FIBERuary Jill and Jim Lyons

Hello

FIBERuary Day 27   SKIRTING FLEECES

 

Skirting Fleece

 

“Skirting” is the traditional term for removing less desirable/ clearly unusable parts of a sheep fleece.  When a fleece is laid out- cut side down- it looks something like this:

(in this sketch, the head end of the fleece is facing down).  You’ll see that the outside edges of the fleece, all the way around, are the edges to be removed.  (Think of a laid out skirt, with the hem chopped off.)

 

It’s helpful to lay the fleece out on a skirting table.  Ours is about 4’ by 8’, a wooden frame around welded wire that’s set on sawhorses.  The holes in the wire let some small bits fall through.

 

The amount of skirting to be done on any particular fleece can vary tremendously:  all the way from none to virtually the entire fleece.

 

For me, the two things I’m skirting is fiber that is structurally unsound or contaminated by vegetation.  Structurally unsound fleece can be:

  • Fleece from the belly or legs (often a very different quality).
  • Fleece with kemp (hair not wool) fibers- unless from a fleece that should have kemp.
  • Fleece so weathered that all oil is gone.  This fleece is usually found around the edges and (particularly in luster fleece) along the backbone.
  • Parts of fleece that are cotted (clumped together)
  • Fleece with a break (usually caused by stress, when the wool growth has been retarded)
  • Fleece contaminated with manure and so weathered or colored.
  • “Second cuts” or short bits where the shearer has sheared some fleece twice.

 

Most vegetal contamination is caused by hay or by weeds.  Sheep are gregarious creatures, and love to chew while turning their head over the back of the sheep next to them.  (My tallest sheep almost always have less back hay than the shorter ones.)  They love to pull out great bunches of hay, dropping the uneaten portions.  This is why most sheep feeders have small openings, forcing the sheep to take smaller bites.  Sheep will also dribble hay over their own and their neighbors’ neck wool. Weeds can be of many species.  We’re renovating old pasture and my two biggest problems come from burdock and thistles…sometimes I don’t get to removing them before the sheep find them.  Burdocks aren’t too bad to get out- as long as they’re removed right after they attach.  I once had some sheep get into beggars’ ticks- most of that fleece had to be tossed.

 

So from a shepherd’s perspective, how do you keep the fleeces clean?  There are lots of strategies:

  • Most time consuming, expensive and effective are sheep coats.  These need to be kept clean (washed and dried after a bout of hot, wet weather- and other times.  Lots of labor- but the value of your fleece is doubled- or tripled.
  • Pay attention to your pastures.  Always check them and remove weeds before turning the sheep into a new section.
  • In winter with snow, ground feed your sheep on clean snow each day.  When you do this, you break the bale into flakes and lay each flake out about 3 feet from any other.  This reduces hay from one dropping into the fleece of a neighboring sheep.
  • We’re trying a new experiment this year, shearing in the fall instead of the spring.  This means that we’re shearing fleece that’s been grazing and not eating hay for five or six months.  The hay falling onto shorter fleece seems to stick less- and some likely washes out over the summer.  The couple we experimented with worked well- we’ll have to see what the whole group look like in October.

 

The photos are of a Romney fleece with six months growth which was shorn in the fall.  The fleece is a bit jumbled- but  the first picture shows about one third of the fleece, with the two small piles on the right being the fleece I’ve skirted out.

The next photo is a close up of some of the wool so you can see the staple.

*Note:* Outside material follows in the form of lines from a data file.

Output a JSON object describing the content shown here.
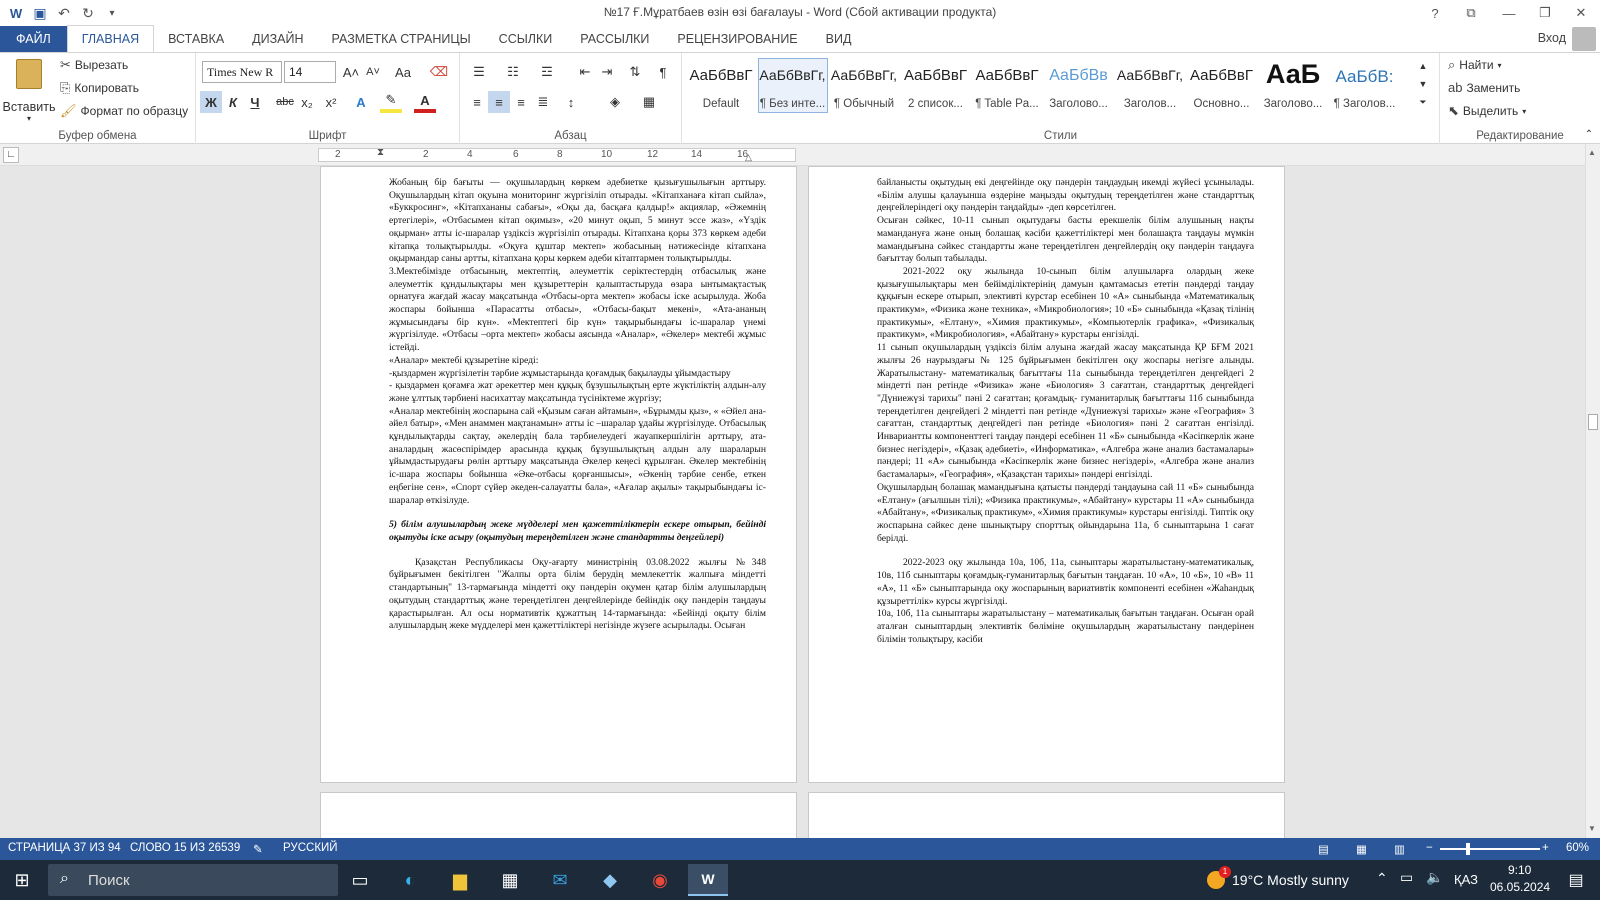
{
  "window": {
    "title": "№17 Ғ.Мұратбаев өзін өзі бағалауы - Word (Сбой активации продукта)",
    "help": "?",
    "controls": [
      "❐",
      "—",
      "❐",
      "✕"
    ]
  },
  "quick_access": {
    "app_icon": "W",
    "save": "💾",
    "undo": "↶",
    "redo": "↻",
    "more": "⁼"
  },
  "tabs": [
    "ФАЙЛ",
    "ГЛАВНАЯ",
    "ВСТАВКА",
    "ДИЗАЙН",
    "РАЗМЕТКА СТРАНИЦЫ",
    "ССЫЛКИ",
    "РАССЫЛКИ",
    "РЕЦЕНЗИРОВАНИЕ",
    "ВИД"
  ],
  "active_tab": "ГЛАВНАЯ",
  "signin": "Вход",
  "clipboard": {
    "label": "Буфер обмена",
    "paste": "Вставить",
    "cut": "Вырезать",
    "copy": "Копировать",
    "format_painter": "Формат по образцу"
  },
  "font": {
    "label": "Шрифт",
    "name": "Times New R",
    "size": "14",
    "grow": "A˄",
    "shrink": "A˅",
    "case": "Aa",
    "bold": "Ж",
    "italic": "К",
    "underline": "Ч",
    "strike": "abc",
    "sub": "x₂",
    "sup": "x²"
  },
  "paragraph": {
    "label": "Абзац"
  },
  "styles": {
    "label": "Стили",
    "items": [
      {
        "preview": "АаБбВвГ",
        "name": "Default"
      },
      {
        "preview": "АаБбВвГг,",
        "name": "¶ Без инте..."
      },
      {
        "preview": "АаБбВвГг,",
        "name": "¶ Обычный"
      },
      {
        "preview": "АаБбВвГ",
        "name": "2 список..."
      },
      {
        "preview": "АаБбВвГ",
        "name": "¶ Table Pa..."
      },
      {
        "preview": "АаБбВв",
        "name": "Заголово..."
      },
      {
        "preview": "АаБбВвГг,",
        "name": "Заголов..."
      },
      {
        "preview": "АаБбВвГ",
        "name": "Основно..."
      },
      {
        "preview": "АаБ",
        "name": "Заголово..."
      },
      {
        "preview": "АаБбВ:",
        "name": "¶ Заголов..."
      }
    ]
  },
  "editing": {
    "label": "Редактирование",
    "find": "Найти",
    "replace": "Заменить",
    "select": "Выделить"
  },
  "ruler": {
    "marks": [
      "2",
      "2",
      "4",
      "6",
      "8",
      "10",
      "12",
      "14",
      "16"
    ]
  },
  "page_left": [
    {
      "text": "Жобаның бір бағыты — оқушылардың көркем әдебиетке қызығушылығын арттыру. Оқушылардың кітап оқуына мониторинг жүргізіліп отырады. «Кітапханаға кітап сыйла», «Буккросинг», «Кітапхананы сабағы», «Оқы да, басқаға қалдыр!» акциялар, «Әжемнің ертегілері», «Отбасымен кітап оқимыз», «20 минут оқып, 5 минут эссе жаз», «Үздік оқырман» атты іс-шаралар үздіксіз жүргізіліп отырады. Кітапхана қоры 373 көркем әдеби кітапқа толықтырылды. «Оқуға құштар мектеп» жобасының нәтижесінде кітапхана оқырмандар саны артты, кітапхана қоры көркем әдеби кітаптармен толықтырылды.",
      "cls": ""
    },
    {
      "text": "3.Мектебімізде отбасының, мектептің, әлеуметтік серіктестердің отбасылық және әлеуметтік құндылықтары мен құзыреттерін қалыптастыруда өзара ынтымақтастық орнатуға жағдай жасау мақсатында «Отбасы-орта мектеп» жобасы іске асырылуда. Жоба жоспары бойынша «Парасатты отбасы», «Отбасы-бақыт мекені», «Ата-ананың жұмысындағы бір күн». «Мектептегі бір күн» тақырыбындағы іс-шаралар үнемі жүргізілуде. «Отбасы –орта мектеп» жобасы аясында «Аналар», «Әкелер» мектебі жұмыс істейді.",
      "cls": ""
    },
    {
      "text": "«Аналар» мектебі құзыретіне кіреді:",
      "cls": ""
    },
    {
      "text": "-қыздармен жүргізілетін тәрбие жұмыстарында қоғамдық бақылауды ұйымдастыру",
      "cls": ""
    },
    {
      "text": "- қыздармен қоғамға жат әрекеттер мен құқық бұзушылықтың ерте жүктіліктің алдын-алу және ұлттық тәрбиені насихаттау мақсатында түсініктеме жүргізу;",
      "cls": ""
    },
    {
      "text": "«Аналар мектебінің жоспарына сай «Қызым саған айтамын», «Бұрымды қыз», « «Әйел ана-әйел батыр», «Мен анаммен мақтанамын» атты іс –шаралар ұдайы жүргізілуде. Отбасылық құндылықтарды сақтау, әкелердің бала тәрбиелеудегі жауапкершілігін арттыру, ата-аналардың жасөспірімдер арасында құқық бұзушылықтың алдын алу шараларын ұйымдастырудағы рөлін арттыру мақсатында Әкелер кеңесі құрылған. Әкелер мектебінің іс-шара жоспары бойынша «Әке-отбасы қорғаншысы», «Әкенің тәрбие сенбе, еткен еңбегіне сен», «Спорт сүйер әкеден-салауатты бала», «Ағалар ақылы» тақырыбындағы іс-шаралар өткізілуде.",
      "cls": ""
    },
    {
      "text": "5) білім алушылардың жеке мүдделері мен қажеттіліктерін ескере отырып, бейінді оқытуды іске асыру (оқытудың тереңдетілген және стандартты деңгейлері)",
      "cls": "bi gap"
    },
    {
      "text": "Қазақстан Республикасы Оқу-ағарту министрінің 03.08.2022 жылғы №348 бұйрығымен бекітілген \"Жалпы орта білім берудің мемлекеттік жалпыға міндетті стандартының\" 13-тармағында міндетті оқу пәндерін оқумен қатар білім алушылардың оқытудың стандарттық және тереңдетілген деңгейлерінде бейіндік оқу пәндерін таңдауы қарастырылған. Ал осы нормативтік құжаттың 14-тармағында: «Бейінді оқыту білім алушылардың жеке мүдделері мен қажеттіліктері негізінде жүзеге асырылады. Осыған",
      "cls": "ind gap"
    }
  ],
  "page_right": [
    {
      "text": "байланысты оқытудың екі деңгейінде оқу пәндерін таңдаудың икемді жүйесі ұсынылады. «Білім алушы қалауынша өздеріне маңызды оқытудың тереңдетілген және стандарттық деңгейлеріндегі оқу пәндерін таңдайды» -деп көрсетілген.",
      "cls": ""
    },
    {
      "text": "Осыған сәйкес, 10-11 сынып оқытудағы басты ерекшелік білім алушының нақты мамандануға және оның болашақ кәсіби қажеттіліктері мен болашақта таңдауы мүмкін мамандығына сәйкес стандартты және тереңдетілген деңгейлердің оқу пәндерін таңдауға бағыттау болып табылады.",
      "cls": ""
    },
    {
      "text": "2021-2022 оқу жылында 10-сынып білім алушыларға олардың жеке қызығушылықтары мен бейімділіктерінің дамуын қамтамасыз ететін пәндерді таңдау құқығын ескере отырып, элективті курстар есебінен 10 «А» сыныбында «Математикалық практикум», «Физика және техника», «Микробиология»; 10 «Б» сыныбында «Қазақ тілінің практикумы», «Елтану», «Химия практикумы», «Компьютерлік графика», «Физикалық практикум», «Микробиология», «Абайтану» курстары енгізілді.",
      "cls": "ind"
    },
    {
      "text": "11 сынып оқушылардың үздіксіз білім алуына жағдай жасау мақсатында ҚР БҒМ 2021 жылғы 26 наурыздағы № 125 бұйрығымен бекітілген оқу жоспары негізге алынды. Жаратылыстану- математикалық бағыттағы 11а сыныбында тереңдетілген деңгейдегі 2 міндетті пән ретінде «Физика» және «Биология» 3 сағаттан, стандарттық деңгейдегі \"Дүниежүзі тарихы\" пәні 2 сағаттан; қоғамдық- гуманитарлық бағыттағы 11б сыныбында тереңдетілген деңгейдегі 2 міндетті пән ретінде «Дүниежүзі тарихы» және «География» 3 сағаттан, стандарттық деңгейдегі пән ретінде «Биология» пәні 2 сағаттан енгізілді. Инвариантты компоненттегі таңдау пәндері есебінен 11 «Б» сыныбында «Кәсіпкерлік және бизнес негіздері», «Қазақ әдебиеті», «Информатика», «Алгебра және анализ бастамалары» пәндері; 11 «А» сыныбында «Кәсіпкерлік және бизнес негіздері», «Алгебра және анализ бастамалары», «География», «Қазақстан тарихы» пәндері енгізілді.",
      "cls": ""
    },
    {
      "text": "Оқушылардың болашақ мамандығына қатысты пәндерді таңдауына сай 11 «Б» сыныбында «Елтану» (ағылшын тілі); «Физика практикумы», «Абайтану» курстары 11 «А» сыныбында «Абайтану», «Физикалық практикум», «Химия практикумы» курстары енгізілді. Типтік оқу жоспарына сәйкес дене шынықтыру спорттық ойындарына 11а, б сыныптарына 1 сағат берілді.",
      "cls": ""
    },
    {
      "text": "2022-2023 оқу жылында 10а, 10б, 11а, сыныптары жаратылыстану-математикалық, 10в, 11б сыныптары қоғамдық-гуманитарлық бағытын таңдаған. 10 «А», 10 «Б», 10 «В» 11 «А», 11 «Б» сыныптарында оқу жоспарының вариативтік компоненті есебінен «Жаһандық құзыреттілік» курсы жүргізілді.",
      "cls": "ind gap"
    },
    {
      "text": "10а, 10б, 11а сыныптары жаратылыстану – математикалық бағытын таңдаған. Осыған орай аталған сыныптардың элективтік бөліміне оқушылардың жаратылыстану пәндерінен білімін толықтыру, кәсіби",
      "cls": ""
    }
  ],
  "status": {
    "page": "СТРАНИЦА 37 ИЗ 94",
    "words": "СЛОВО 15 ИЗ 26539",
    "lang": "РУССКИЙ",
    "zoom": "60%"
  },
  "taskbar": {
    "search": "Поиск",
    "weather": "19°C  Mostly sunny",
    "lang": "ҚАЗ",
    "time": "9:10",
    "date": "06.05.2024",
    "notif": "1"
  }
}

From a spinner’s perspective, a lot depends on how bad the fleece is and how much you like it.  One of the frustrations is that the finest fleece around the neck is generally in the worst shape, as shown on the two diagrams below. 

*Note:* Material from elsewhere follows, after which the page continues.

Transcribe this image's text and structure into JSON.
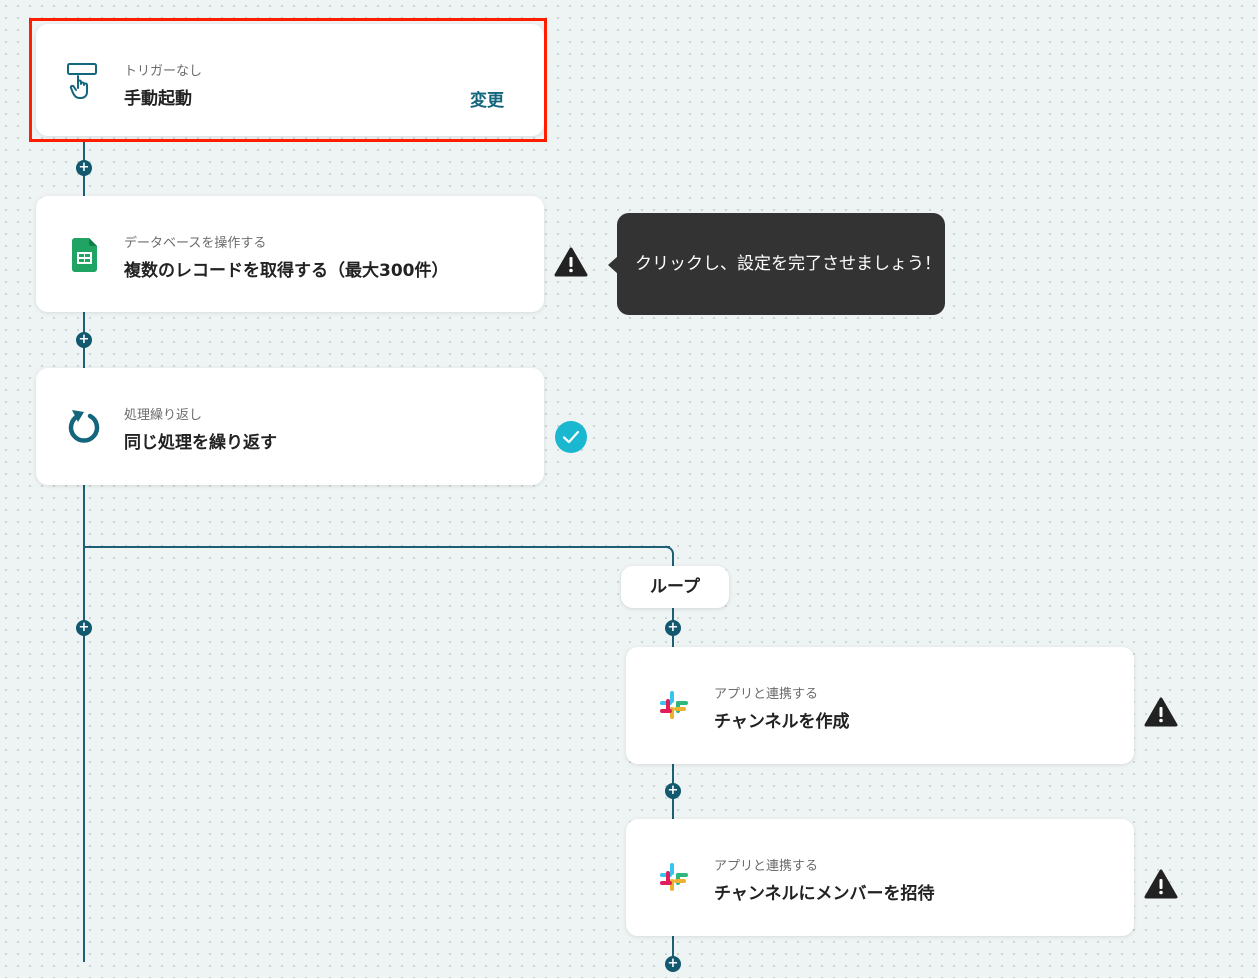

When I skirt I actually sort into three bags:  Prime, Seconds, and Skirtings.  I’ve learned that I can often use the seconds- after washing and dyeing they can surprise me.  I’m still looking for skirting uses.  It composts very slowly, makes lousy mulch.  I’ve had people use it for insulation in a double wall (unwashed….not sure what it attracts).  Someone tried to use it as the first layer on a green (ie, planted) roof.  Our dogs have bags of it to sleep on during cold winters….but I just replace the wool if it gets soaked with urine or throw-up.

 

I do weigh and make notes about each fleece, and I use those notes when breeding and when culling.

 

When you buy a fleece it should be clean!  You still should lay it out and look at it whole.  Are the different sections of fleece similar in staple length and softness?  If not and you want to make one project from that whole fleece, you’ll need to take care to evenly blend the different kinds of fiber.  Lots of times I just use the different types of fleece in different ways.

 

Hope this helps you approach a fleece- buying one raw (in the grease) is a great way to start.  Fun- and it smells good.

 

Jill Horton-Lyons

Winterberry Farm

 

FIBERuary Jill and Jim Lyons

Hello

FIBERUARY  Day 22   Jill and Jim – Life with Border Collies and Sheep

 

Life with Border Collies (and sheep.  Always sheep)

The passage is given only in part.